Sesame Street has also done something similar. And they're on tour.
posted by lullaby at 5:00 PM on July 29, 2008

It's actually nice to see these. Military brats used to be an afterthought. I remember being terrified that my dad wouldn't come home when he had to leave to go into work for a few weeks at a time, sleeping there, and that was just for a DoD civilian dad. Kids just don't know enough to understand otherwise. They know their parents work with dangerous weapons and that's enough. I remember being totally stoked when the Berlin Wall came down. I honestly figured my parents wouldn't have to go into work for a few days! I was older by the Russian Coup but when that ended still had that little hope I'd get more time with them, some how.

On the flipside, on 9/11, I got a short one sentence email from my Mom about 3 days afterwords that she was ok.

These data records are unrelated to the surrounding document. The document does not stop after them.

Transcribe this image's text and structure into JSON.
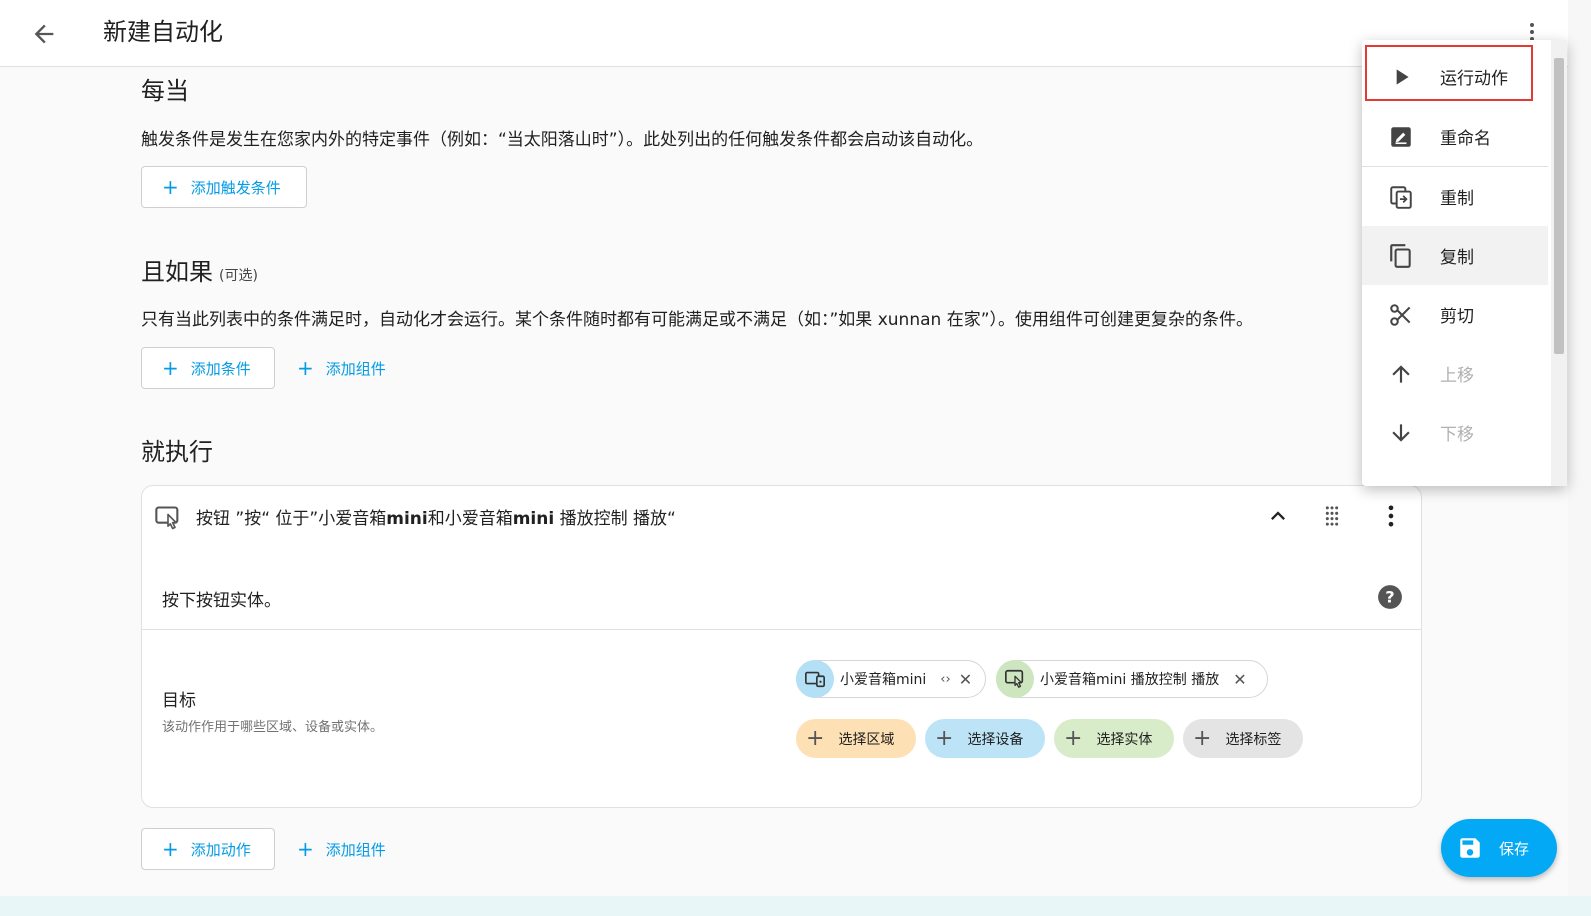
{
  "header": {
    "title": "新建自动化"
  },
  "triggers": {
    "title": "每当",
    "description": "触发条件是发生在您家内外的特定事件（例如：“当太阳落山时”）。此处列出的任何触发条件都会启动该自动化。",
    "add_trigger": "添加触发条件"
  },
  "conditions": {
    "title": "且如果",
    "optional": "(可选)",
    "description": "只有当此列表中的条件满足时，自动化才会运行。某个条件随时都有可能满足或不满足（如：”如果 xunnan 在家”）。使用组件可创建更复杂的条件。",
    "add_condition": "添加条件",
    "add_building_block": "添加组件"
  },
  "actions": {
    "title": "就执行",
    "card": {
      "title_prefix": "按钮 ”按“ 位于”小爱音箱",
      "title_bold1": "mini",
      "title_mid": "和小爱音箱",
      "title_bold2": "mini",
      "title_suffix": " 播放控制 播放“",
      "description": "按下按钮实体。",
      "target_label": "目标",
      "target_help": "该动作作用于哪些区域、设备或实体。",
      "chips": [
        {
          "label": "小爱音箱mini",
          "icon": "device-icon",
          "color": "#b3e0f5"
        },
        {
          "label": "小爱音箱mini 播放控制 播放",
          "icon": "button-entity-icon",
          "color": "#cde6c0"
        }
      ],
      "pickers": [
        {
          "label": "选择区域",
          "color": "#fde0b3"
        },
        {
          "label": "选择设备",
          "color": "#bde3f7"
        },
        {
          "label": "选择实体",
          "color": "#d8ecc9"
        },
        {
          "label": "选择标签",
          "color": "#e4e4e4"
        }
      ]
    },
    "add_action": "添加动作",
    "add_building_block": "添加组件"
  },
  "save_label": "保存",
  "menu": {
    "items": [
      {
        "label": "运行动作",
        "icon": "play-icon"
      },
      {
        "label": "重命名",
        "icon": "rename-icon"
      },
      {
        "label": "重制",
        "icon": "duplicate-icon"
      },
      {
        "label": "复制",
        "icon": "copy-icon"
      },
      {
        "label": "剪切",
        "icon": "cut-icon"
      },
      {
        "label": "上移",
        "icon": "arrow-up-icon",
        "disabled": true
      },
      {
        "label": "下移",
        "icon": "arrow-down-icon",
        "disabled": true
      }
    ]
  }
}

She had to work for about two weeks on a few hours of sleep a night. It was painful seeing everyone else connecting with their families and being supportive of each other while all I had was my friends, and then later a one sentence email. But at least then I was old enough to understand and get by. Kids aren't, from the children through the teens and probably even a bit beyond that... not being to go on base anymore just sucks. I get the feeling half the tours are full of us brats just being reminiscent!